This week, MMW sat down with Marc Poirier, Co-Founder and EVP of Business Development at Acquisio, for an exclusive interview to discuss the happenings and emerging trends in marketing today.
MMW: Forbes jokingly called this the “third annual year of mobile,” why is 2014 really the year for marketers to make changes for mobile optimization?
Marc: Mobile has been a buzzword for three years, especially for search marketers because search is the fastest growing channel within mobile marketing. Before 2014 mobile was a hot topic because it was new and search marketers were just creating mobile ready ads and mobile ready landing pages. This year, it’s all about mobile landing page optimization.
Over the past few years there was a sense of urgency to have a landing page for mobile. Once that landing page was created, for most marketers, there wasn’t enough volume to justify optimizing it as well. This year that’s changing. More people are using mobile but they’re not converting.
Search marketers are learning that there needs to be different content displayed on mobile. People are on the move, looking for something local, and the way to connect with those mobile users is with maps and phone numbers directing them to local vendors.
It’s now the time for marketers to think of optimization and to optimize different call to action buttons and different landing page arrangements in order to get more conversions from mobile.
MMW: In your latest webinar with Widerfunnel and Engine Ready, it was said that there is no such thing as a “mobile user.” What does that mean?

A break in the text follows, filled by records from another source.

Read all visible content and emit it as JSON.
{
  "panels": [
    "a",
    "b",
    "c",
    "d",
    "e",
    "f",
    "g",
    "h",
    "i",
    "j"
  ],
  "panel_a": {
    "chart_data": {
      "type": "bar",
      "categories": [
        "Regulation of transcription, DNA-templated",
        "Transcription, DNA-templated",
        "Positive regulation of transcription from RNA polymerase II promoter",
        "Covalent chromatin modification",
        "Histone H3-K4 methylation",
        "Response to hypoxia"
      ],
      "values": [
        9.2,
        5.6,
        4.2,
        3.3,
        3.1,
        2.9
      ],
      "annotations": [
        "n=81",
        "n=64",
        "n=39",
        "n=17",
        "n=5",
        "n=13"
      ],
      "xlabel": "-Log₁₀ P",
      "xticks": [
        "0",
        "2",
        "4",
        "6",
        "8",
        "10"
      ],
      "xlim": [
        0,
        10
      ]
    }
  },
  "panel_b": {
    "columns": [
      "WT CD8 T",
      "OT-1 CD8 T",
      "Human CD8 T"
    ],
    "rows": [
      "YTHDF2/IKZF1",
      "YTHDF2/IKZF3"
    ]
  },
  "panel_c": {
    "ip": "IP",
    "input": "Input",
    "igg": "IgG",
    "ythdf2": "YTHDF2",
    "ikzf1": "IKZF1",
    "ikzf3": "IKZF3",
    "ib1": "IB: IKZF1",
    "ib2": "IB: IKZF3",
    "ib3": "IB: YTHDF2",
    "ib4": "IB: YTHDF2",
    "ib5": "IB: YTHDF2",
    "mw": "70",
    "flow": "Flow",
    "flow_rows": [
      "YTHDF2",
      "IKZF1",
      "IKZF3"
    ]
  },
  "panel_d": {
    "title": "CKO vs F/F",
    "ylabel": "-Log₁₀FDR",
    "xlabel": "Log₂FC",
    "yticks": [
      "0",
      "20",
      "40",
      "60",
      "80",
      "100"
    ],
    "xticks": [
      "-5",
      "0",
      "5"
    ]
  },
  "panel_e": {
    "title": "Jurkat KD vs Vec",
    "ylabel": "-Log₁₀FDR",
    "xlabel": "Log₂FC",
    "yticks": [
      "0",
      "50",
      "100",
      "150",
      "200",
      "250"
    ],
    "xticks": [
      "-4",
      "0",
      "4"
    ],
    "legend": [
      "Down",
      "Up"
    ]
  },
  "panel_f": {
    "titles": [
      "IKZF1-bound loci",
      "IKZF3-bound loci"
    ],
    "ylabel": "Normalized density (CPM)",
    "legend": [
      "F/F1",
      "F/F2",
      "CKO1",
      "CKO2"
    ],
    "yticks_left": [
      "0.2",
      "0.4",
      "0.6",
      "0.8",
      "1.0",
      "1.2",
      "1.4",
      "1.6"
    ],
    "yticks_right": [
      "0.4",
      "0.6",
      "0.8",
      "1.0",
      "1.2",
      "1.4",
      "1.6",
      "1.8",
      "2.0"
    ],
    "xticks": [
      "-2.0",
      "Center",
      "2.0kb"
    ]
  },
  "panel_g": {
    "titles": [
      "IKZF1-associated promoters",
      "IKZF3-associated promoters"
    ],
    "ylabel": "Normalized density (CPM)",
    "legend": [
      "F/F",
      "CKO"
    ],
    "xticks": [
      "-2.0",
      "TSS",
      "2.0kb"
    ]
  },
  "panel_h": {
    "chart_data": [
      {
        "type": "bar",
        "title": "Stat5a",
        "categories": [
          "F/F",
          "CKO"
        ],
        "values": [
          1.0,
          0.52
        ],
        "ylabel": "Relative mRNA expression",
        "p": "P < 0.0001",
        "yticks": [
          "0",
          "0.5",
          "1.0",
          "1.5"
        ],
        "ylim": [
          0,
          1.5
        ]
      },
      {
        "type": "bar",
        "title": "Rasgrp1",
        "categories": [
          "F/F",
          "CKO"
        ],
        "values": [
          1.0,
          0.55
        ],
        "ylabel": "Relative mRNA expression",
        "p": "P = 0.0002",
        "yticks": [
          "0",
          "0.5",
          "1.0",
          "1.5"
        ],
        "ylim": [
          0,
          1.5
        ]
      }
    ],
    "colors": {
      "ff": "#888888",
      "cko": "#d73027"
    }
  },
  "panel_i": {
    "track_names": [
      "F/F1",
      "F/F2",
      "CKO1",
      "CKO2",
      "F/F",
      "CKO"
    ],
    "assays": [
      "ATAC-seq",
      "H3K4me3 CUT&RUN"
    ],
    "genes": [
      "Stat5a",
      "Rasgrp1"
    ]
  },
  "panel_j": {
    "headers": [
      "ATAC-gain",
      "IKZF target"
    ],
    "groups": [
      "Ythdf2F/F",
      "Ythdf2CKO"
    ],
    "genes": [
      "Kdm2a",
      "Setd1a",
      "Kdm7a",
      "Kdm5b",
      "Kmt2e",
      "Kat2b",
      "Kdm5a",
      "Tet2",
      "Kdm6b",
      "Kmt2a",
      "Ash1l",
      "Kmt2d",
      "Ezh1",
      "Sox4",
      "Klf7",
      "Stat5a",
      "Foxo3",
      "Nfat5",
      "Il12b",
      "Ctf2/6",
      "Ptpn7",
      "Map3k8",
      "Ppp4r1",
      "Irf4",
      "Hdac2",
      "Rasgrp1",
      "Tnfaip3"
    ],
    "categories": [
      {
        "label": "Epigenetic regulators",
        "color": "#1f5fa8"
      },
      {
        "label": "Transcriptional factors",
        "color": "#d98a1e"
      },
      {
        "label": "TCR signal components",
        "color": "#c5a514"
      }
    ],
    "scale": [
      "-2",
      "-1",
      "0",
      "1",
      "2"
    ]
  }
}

Marc: It means that the “mobile user” we get all riled up about is actually the same user we market to already, just in a different context. It’s not as if someone only uses mobile or only desktop. People use various devices in different contexts and it’s important to follow a person’s usage through these different devices.
We are not reaching a unique audience through mobile, it’s more the way we reach that audience that needs to be unique in order to be convincing. So in a way, no, there is no such thing as a “mobile user,” rather that person is simply a user that needs a specialized interface because they are on the move when interacting with content.
MMW: With attention spans now officially shorter than goldfish, how can search marketers capture people’s attention in 8 seconds? Does this change for mobile?
Marc: People in search are very specific about what they are looking for. If you take them directly where they want to go you’ll have their attention.
For example, if someone’s basement was flooded and they searched “emergency plumbing” within their city, they’d click on the first ad that matched their search terms best. If the user clicks an ad that says “24 hour emergency plumber” and lands on a complex page without a phone number, a clear call to action, or information that relates to their search query, their attention will be lost and they’ll look somewhere else. If the ad brings the user to a clear landing page where the phone number is visible and clickable and there is all the information they need to make a decision, the user will be more likely to engage.
Query, ad and landing page must all be relevant and in sync with one another. If you do that correctly you’ll have the user’s attention in less than 8 seconds, no doubt.
MMW: What are some issues that negatively affect user experience on mobile and how do you suggest mobile marketers go about resolving them?
Marc: Not having a mobile ready landing page is an obvious issue. In terms of mobile optimization there are several key factors that negatively affect user experience and by extension conversion rates.
In the webinar we hosted, Chris Goward from Widerfunnel went over several factors to consider when constructing a mobile landing page, namely the user’s value proposition. With an 8 second attention span, the user very quickly weighs the perceived cost against the perceived benefit before taking action. To give your user the best mobile experience, consider these five tips.
- Make your mobile experience relevant, as I described before.
- Design your page to be clear and easy to follow, visually.
- Make sure your page does not cause anxiety – the more links, buttons and fields to fill out the more stress the user experiences.
- Ensure there are no distractions on your page by limiting one key message or product to each page.
- Make sure the user senses the urgency to act now.
Irrelevant pages, unoptimized and illegible content, anxiety, distractions and no urgency to act are all fatal flaws with mobile landing pages, but also for the entire mobile experience. If you think about your user and test your mobile offering you should be able to find and resolve any of these issues.
MMW: With wearable tech like Google Glass and smart watches, when will it ever not be the year of mobile?
Marc: Mobile isn’t slowing down, it’s just morphing into something new thanks to wearable tech.
The GPS today is just a device we stick on our car dashboard, but who’s to say that in the future it won’t be uploaded with a profile of our preferences so that as we drive it suggests nearby vendors we might like. It could say, “you’re close to X shop and they have Y special” and if you want to go, the GPS will direct you there. That’s the future of mobile – location based advertising. That works for Google Glass and smart watches too.
I don’t know if the year of mobile will ever really end because I sense the year of location based advertising on the horizon. Only firing ads to people who are nearby and interested (based on the info and the permission users gave to advertisers) is a big deal. Not just waiting for people to search for you but knowing that people penetrated your radius and sending them an offer when they’re close enough to act on it has huge potential. That’s the future, that’s what the next year of mobile will look like.